Where to start? While Sandor slowly sipped ale from a dented tankard, Sansa told him of all that had transpired since their last meeting. From being set aside by Joffrey in favor of Margaery to being married to Tyrion to being brutalized by Ramsay. To her surprise telling Sandor that part was easy, even her farce of a wedding night to the Bastard of the Dreadfort. Harder was speaking of her reunion with Jon, of seeing his ascension by the assembled lords' common assent. Of the nights she'd spent in the Haunted Forest in the body of an ice spider and the lanky brutes that slunk through the tall sentinel pines. Of Howling Wind and the Lords of the Long Night. Sandor never interrupted, never commented, just drank and listened; his eyes locked on her face. At the mention of the name Baelfea and what it meant, he stopped drinking.
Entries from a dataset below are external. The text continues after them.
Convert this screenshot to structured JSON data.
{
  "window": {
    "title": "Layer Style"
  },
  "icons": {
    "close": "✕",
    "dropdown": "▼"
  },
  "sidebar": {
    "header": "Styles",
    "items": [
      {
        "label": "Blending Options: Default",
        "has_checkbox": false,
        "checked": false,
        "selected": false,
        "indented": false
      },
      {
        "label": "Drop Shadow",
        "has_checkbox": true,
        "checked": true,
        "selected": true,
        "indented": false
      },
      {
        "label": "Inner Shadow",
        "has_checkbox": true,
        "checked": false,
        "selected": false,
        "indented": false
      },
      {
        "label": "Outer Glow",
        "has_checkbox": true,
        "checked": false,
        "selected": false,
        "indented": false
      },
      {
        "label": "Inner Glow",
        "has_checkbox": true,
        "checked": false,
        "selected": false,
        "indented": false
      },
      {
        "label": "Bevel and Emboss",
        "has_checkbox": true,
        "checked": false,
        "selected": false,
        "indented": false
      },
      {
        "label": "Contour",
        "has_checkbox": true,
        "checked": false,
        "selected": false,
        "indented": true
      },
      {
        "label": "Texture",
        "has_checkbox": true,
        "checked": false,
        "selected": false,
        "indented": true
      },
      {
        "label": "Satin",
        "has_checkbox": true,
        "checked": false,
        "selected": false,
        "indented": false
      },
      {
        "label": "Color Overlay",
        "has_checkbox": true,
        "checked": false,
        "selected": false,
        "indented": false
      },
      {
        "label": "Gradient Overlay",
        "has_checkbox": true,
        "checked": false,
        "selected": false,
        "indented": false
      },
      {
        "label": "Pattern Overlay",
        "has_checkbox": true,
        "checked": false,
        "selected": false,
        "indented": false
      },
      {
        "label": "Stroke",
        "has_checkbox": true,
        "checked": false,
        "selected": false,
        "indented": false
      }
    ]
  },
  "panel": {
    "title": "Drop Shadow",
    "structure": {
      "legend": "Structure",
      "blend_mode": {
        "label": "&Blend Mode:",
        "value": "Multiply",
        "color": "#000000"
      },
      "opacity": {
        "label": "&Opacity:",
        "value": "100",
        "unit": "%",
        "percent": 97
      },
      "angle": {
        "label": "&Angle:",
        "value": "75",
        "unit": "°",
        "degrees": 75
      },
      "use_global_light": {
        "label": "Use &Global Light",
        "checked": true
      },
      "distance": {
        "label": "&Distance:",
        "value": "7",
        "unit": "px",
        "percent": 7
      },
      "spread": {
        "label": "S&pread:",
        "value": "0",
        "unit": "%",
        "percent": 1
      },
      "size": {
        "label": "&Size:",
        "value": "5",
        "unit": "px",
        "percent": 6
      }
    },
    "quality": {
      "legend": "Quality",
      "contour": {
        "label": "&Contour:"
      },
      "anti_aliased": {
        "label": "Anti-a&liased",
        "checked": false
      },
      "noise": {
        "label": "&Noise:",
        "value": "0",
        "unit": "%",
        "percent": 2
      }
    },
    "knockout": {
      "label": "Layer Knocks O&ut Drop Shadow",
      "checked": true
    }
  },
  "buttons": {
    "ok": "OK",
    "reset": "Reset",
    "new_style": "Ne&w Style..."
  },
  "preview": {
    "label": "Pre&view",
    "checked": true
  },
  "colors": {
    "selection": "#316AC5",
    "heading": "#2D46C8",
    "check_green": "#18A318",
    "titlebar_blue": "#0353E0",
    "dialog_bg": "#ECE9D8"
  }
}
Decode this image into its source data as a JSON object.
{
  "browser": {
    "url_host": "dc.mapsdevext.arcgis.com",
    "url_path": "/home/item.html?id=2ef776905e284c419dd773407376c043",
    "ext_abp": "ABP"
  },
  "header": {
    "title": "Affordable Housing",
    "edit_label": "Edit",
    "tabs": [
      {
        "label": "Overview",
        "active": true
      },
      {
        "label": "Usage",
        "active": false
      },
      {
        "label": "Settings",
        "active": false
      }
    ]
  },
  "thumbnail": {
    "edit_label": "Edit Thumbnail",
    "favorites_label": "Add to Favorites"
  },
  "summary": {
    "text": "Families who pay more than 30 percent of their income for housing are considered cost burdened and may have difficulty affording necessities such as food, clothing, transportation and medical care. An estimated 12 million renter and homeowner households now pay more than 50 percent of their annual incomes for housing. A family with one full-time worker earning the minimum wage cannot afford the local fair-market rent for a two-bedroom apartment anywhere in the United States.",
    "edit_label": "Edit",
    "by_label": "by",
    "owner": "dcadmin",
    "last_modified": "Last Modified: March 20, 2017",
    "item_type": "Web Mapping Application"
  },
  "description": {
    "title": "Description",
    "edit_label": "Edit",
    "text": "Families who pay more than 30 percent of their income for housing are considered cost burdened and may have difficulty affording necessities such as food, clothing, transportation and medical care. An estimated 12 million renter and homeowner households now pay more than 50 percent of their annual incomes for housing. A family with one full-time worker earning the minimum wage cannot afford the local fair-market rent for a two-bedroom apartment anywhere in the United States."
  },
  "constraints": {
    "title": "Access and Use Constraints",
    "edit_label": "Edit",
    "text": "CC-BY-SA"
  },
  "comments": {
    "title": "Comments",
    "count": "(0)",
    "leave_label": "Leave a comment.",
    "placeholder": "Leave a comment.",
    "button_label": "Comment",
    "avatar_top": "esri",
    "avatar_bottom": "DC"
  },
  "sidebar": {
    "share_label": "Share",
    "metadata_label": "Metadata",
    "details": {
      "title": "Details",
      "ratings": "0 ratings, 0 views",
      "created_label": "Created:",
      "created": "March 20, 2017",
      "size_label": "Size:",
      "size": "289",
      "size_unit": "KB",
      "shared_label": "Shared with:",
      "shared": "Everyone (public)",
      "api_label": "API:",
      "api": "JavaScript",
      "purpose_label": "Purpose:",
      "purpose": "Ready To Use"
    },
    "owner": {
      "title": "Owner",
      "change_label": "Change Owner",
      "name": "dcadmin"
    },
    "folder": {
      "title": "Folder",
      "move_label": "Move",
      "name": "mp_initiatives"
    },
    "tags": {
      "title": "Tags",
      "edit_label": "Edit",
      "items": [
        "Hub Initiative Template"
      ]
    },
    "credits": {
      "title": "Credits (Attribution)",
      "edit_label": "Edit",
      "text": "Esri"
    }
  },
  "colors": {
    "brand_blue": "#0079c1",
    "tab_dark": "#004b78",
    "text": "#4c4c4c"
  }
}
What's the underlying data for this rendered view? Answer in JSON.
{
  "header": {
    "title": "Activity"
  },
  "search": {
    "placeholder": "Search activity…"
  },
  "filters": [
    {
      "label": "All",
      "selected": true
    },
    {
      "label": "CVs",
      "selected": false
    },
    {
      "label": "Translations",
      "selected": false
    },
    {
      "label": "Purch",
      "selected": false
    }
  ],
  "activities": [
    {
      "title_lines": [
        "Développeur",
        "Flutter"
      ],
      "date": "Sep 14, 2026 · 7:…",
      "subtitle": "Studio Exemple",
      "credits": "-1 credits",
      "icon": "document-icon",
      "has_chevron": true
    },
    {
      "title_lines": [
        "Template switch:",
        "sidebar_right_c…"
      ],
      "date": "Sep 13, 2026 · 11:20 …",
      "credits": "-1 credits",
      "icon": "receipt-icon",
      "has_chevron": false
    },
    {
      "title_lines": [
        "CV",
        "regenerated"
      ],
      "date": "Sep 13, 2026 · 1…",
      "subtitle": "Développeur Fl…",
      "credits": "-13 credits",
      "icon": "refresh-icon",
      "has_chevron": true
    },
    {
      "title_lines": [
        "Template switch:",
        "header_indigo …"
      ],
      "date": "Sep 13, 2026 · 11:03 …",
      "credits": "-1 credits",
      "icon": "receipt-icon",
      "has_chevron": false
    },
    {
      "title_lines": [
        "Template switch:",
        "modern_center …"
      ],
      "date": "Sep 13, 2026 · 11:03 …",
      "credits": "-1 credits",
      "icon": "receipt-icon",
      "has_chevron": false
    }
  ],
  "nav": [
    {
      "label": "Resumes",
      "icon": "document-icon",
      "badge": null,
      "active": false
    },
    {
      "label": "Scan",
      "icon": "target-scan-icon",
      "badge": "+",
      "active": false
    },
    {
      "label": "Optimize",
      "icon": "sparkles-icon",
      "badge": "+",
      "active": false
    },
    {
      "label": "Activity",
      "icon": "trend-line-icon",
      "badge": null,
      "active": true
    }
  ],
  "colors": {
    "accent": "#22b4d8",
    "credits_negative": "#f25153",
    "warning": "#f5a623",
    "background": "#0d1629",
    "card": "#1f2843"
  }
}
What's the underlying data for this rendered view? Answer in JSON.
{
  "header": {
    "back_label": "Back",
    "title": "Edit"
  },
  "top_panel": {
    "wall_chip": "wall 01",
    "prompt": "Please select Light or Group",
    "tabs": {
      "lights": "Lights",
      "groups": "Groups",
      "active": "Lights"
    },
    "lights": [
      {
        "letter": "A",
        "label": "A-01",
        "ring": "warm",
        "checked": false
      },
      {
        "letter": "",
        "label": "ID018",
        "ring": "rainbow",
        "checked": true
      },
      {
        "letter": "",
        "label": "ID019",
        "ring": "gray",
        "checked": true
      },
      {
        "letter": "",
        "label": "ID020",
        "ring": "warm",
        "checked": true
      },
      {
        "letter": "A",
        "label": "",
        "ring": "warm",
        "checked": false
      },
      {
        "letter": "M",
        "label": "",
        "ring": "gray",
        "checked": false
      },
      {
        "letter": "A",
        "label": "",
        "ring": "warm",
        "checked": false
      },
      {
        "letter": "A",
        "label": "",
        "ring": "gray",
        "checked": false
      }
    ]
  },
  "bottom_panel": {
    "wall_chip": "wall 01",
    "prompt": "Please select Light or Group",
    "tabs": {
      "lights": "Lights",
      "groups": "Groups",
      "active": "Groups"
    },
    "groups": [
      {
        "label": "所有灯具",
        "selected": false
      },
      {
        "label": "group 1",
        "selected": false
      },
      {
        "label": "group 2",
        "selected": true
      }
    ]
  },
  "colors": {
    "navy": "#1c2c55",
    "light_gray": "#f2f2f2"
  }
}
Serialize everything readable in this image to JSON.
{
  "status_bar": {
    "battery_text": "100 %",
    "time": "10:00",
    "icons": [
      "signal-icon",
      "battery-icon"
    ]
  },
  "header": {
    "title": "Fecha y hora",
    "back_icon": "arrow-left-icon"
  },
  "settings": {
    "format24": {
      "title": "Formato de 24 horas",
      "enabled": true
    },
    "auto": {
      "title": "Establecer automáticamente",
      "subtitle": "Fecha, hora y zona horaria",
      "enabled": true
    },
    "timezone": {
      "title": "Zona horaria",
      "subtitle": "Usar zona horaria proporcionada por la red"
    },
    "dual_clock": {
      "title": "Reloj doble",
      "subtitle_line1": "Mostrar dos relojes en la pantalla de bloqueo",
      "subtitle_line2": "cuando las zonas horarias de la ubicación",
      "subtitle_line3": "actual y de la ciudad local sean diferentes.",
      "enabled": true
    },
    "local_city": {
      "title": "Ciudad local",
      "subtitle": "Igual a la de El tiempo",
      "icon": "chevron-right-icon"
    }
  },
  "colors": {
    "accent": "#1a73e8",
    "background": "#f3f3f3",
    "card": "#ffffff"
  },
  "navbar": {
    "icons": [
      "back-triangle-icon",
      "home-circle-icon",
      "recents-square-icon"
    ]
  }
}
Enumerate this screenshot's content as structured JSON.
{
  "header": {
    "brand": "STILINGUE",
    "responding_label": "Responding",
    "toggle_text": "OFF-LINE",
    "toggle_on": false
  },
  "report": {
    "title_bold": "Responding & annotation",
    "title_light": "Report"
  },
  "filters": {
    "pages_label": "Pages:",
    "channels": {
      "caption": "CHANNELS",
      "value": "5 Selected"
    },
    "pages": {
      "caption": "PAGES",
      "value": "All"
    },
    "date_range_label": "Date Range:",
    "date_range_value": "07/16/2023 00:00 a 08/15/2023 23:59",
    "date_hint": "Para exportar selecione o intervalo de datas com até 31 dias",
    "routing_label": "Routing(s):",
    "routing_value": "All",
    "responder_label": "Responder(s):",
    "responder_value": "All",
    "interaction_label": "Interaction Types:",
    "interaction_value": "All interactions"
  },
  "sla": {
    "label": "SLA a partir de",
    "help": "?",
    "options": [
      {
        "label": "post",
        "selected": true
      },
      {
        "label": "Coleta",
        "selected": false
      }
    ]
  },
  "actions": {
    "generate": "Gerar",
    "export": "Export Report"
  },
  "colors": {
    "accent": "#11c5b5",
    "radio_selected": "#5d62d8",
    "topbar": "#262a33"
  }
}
She'd talked more in the last hour than she had in the last year, and when her words stopped, she felt exhausted.

"You're not a little bird any longer." Sandor said. No. I'm an ice spider, glutted in her hollow beneath a fallen tree. I'm a bloom of winter roses growing over lion bones. I'm a white owl with blue eyes, on an arm clad in icy silk. I'm Lady, wherever she is. "One morning, a few days after the Red Wedding…your sister told me she saw your mother dead in the river. In a dream."

"Did you believe her?"

"Why wouldn't I?"

"You don't strike me as the…well, as the type to set stock in such things."

"After Stranger, it's not so hard to imagine. Certainly, I'm no clinking grey rat who thinks all that goes on in this world can be put on paper." Sansa found a smile curl her lips.

"It's not every man who would take kindly to learning that the person across from him made a corpse walk."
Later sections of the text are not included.